Reputation: 1170
I want to scrape all links from a website that does not have pagination i.e., there's a 'LOAD MORE' button, but the URL does not change depending on how much data you've asked for.
When I BeautifulSoup
the page and ask for all the links, it simply displays the amount of links on the vanilla first page of the website. I can manually click through older content by clicking the 'LOAD MORE' button, but it there a way to do so programmatically?
This is what I mean:
page = urllib2.urlopen('http://www.thedailybeast.com/politics.html')

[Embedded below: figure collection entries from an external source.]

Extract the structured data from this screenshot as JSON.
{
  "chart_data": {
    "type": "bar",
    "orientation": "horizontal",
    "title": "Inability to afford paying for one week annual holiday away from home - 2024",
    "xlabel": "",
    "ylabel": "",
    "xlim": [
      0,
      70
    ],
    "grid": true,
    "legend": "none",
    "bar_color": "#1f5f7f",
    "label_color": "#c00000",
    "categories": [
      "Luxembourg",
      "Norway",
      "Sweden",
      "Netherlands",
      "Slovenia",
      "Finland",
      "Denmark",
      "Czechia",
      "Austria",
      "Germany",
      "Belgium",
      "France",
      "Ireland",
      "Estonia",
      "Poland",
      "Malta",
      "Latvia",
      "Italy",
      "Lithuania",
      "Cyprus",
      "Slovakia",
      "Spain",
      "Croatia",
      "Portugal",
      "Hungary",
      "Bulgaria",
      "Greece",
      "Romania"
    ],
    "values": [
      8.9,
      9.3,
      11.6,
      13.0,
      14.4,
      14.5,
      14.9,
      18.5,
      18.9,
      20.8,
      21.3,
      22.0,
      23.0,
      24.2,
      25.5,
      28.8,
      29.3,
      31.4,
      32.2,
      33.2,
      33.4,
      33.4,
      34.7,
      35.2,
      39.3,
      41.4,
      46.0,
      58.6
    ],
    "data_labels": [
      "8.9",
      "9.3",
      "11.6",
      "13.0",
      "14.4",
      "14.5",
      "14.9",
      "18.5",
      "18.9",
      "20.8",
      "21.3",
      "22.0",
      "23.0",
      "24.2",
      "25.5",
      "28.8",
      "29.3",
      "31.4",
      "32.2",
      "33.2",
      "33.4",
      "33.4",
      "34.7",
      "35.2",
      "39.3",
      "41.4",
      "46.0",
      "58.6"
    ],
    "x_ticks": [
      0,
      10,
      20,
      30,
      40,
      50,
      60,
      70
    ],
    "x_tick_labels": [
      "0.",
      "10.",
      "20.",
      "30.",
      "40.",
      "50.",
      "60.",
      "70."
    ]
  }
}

soup = soup = BeautifulSoup(page)
for link in soup.find_all('a'):
print link.get('href')
And unfortunately there's no URL that is responsible for pagination.
Upvotes: 1
Views: 2508
Reputation: 474061
When you click "Load More" button, there is an XHR request issued to the http://www.thedailybeast.com/politics.view.<page_number>.json
endpoint. You need to simulate that in your code and parse the JSON response. Working example using requests
:
import requests
with requests.Session() as session:
for page in range(1, 10):
print("Page number #%s" % page)
response = session.get("http://www.thedailybeast.com/politics.view.%s.json" % page)
data = response.json()
for article in data["stream"]:
print(article["title"])
Prints:
Page number #1
The Two Americas Behind Donald Trump and Bernie Sanders
...
Hillary Clinton’s Star-Studded NYC Bash: Katy Perry, Jamie Foxx, and More Toast the Candidate
Why Do These Republicans Hate Maya Angelou’s Post Office?
Page number #2
No, Joe Biden Is Not a Supreme Court Hypocrite
PC Hysteria Claims Another Professor
WHY BLACK CELEB ENDORSEMENTS MATTER MOST
...
Inside Trump’s Make Believe Presidential Addresses
...
Upvotes: 3